In my life, uncertainty has been a powerful teacher. It’s taught me to let go of my own ideas of how things should be and trust that a loving force is directing my life. It’s taught me to follow my intuition and look inward for answers rather than search for them outside. It’s helped me fully appreciate the present moment, which is all I really have. And most importantly, it’s helped me make peace with not knowing. Giving up the need to know will always restore balance and clarity, no matter how painful or scary it feels at first. As I sit here with uncertainty, I know that I am safe, guided and loved. And Max, the one year old slobbering goober who is keeping me company, wants you to know that you are too.
This whole corona saga has been a nightmare. Stay cheerful!
It certainly has. Thank you for reading! 😊
At present, I feel like I am in the perfect place with the perfect person. Now, I need to work on embracing the uncertainty like you.

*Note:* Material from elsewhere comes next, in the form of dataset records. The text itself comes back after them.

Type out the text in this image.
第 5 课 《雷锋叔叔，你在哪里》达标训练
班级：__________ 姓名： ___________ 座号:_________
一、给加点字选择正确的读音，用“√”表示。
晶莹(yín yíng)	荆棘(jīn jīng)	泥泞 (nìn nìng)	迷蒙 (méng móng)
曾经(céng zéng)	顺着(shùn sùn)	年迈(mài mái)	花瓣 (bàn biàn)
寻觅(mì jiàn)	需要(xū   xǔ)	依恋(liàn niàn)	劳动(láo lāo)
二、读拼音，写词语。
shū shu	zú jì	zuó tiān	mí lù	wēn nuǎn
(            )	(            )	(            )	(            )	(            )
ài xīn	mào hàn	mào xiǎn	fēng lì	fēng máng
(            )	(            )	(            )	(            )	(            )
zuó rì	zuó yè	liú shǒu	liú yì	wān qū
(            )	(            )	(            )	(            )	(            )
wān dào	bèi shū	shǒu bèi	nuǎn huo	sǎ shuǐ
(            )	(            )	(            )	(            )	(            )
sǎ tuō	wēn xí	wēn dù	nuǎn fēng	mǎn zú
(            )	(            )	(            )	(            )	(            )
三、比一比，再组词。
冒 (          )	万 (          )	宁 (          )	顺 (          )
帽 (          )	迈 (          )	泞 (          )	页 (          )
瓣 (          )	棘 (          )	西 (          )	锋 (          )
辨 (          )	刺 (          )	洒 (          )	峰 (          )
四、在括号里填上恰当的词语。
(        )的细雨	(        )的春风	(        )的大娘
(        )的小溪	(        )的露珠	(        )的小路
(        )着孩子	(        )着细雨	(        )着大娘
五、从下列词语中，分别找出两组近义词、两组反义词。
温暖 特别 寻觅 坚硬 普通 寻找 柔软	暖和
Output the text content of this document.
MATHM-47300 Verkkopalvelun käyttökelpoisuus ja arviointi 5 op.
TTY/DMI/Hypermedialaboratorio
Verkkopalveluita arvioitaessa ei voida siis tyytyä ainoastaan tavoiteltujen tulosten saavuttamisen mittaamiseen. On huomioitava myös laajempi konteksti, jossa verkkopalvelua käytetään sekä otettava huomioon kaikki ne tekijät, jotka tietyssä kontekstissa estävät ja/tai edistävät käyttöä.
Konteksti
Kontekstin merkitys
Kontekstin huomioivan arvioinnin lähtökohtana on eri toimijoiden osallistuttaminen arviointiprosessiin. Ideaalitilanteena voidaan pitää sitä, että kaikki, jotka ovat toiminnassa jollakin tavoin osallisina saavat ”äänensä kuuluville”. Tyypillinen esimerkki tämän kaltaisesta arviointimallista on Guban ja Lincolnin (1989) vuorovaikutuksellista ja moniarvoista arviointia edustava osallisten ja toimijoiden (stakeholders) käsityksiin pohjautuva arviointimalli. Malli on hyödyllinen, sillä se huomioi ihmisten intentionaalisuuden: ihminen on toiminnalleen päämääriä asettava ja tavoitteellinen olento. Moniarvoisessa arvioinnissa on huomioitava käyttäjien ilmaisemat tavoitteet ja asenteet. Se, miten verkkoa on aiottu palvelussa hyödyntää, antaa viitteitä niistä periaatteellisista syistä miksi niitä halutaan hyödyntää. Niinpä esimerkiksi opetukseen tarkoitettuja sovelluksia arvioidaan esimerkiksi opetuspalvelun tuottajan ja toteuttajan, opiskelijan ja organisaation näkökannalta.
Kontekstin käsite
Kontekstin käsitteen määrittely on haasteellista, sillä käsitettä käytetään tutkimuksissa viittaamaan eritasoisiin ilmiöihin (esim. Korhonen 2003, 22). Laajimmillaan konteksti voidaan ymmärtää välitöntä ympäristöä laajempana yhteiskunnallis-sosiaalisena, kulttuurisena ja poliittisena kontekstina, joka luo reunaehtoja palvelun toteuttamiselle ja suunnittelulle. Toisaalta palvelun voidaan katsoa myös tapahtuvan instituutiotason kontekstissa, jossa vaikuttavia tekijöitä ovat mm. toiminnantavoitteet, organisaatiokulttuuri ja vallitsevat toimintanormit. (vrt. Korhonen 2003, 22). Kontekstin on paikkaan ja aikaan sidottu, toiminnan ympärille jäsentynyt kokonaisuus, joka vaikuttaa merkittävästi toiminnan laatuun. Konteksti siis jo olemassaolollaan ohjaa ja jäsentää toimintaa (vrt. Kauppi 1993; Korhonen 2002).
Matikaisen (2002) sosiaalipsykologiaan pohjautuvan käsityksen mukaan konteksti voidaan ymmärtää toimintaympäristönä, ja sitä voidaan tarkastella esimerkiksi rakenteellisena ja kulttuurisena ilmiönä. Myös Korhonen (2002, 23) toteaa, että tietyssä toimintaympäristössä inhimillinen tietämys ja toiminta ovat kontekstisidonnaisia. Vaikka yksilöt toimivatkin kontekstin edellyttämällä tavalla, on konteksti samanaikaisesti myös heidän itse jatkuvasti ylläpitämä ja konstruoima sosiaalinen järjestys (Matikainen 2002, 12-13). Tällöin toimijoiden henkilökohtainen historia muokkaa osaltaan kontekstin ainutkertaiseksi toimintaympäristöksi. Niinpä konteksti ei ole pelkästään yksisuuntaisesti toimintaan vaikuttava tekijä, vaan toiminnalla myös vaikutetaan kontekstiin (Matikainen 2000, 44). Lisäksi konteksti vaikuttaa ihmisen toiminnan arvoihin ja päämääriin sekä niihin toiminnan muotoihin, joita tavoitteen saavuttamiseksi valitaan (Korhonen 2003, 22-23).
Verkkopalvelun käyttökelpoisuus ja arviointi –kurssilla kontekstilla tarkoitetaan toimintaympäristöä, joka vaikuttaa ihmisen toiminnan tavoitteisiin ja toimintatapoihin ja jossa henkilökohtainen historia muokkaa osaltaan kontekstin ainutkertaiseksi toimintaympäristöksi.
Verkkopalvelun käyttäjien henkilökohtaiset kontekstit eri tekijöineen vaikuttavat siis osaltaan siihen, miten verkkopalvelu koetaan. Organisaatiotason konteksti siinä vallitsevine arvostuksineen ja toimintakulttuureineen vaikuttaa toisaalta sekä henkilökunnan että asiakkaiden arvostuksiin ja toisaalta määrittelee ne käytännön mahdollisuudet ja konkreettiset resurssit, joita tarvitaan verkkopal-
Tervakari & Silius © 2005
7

After I book/reschedule some more flights, that is.
I’m with exactly the right quarantine mate 🙂
Beautifully written, as usual.
Continue to enjoy your time away in Peru. Your adventures are awesome! Uncertainty prevails as things are changing day to day. I am quarantined until 3/30 as I returned from London last Sunday night. Poor Lekha is holding down the ship. Be safe and well.
Sending ❤️ in these uncertain times from Colorado! I love following along and, I must admit, I’m a little jealous of the writing view!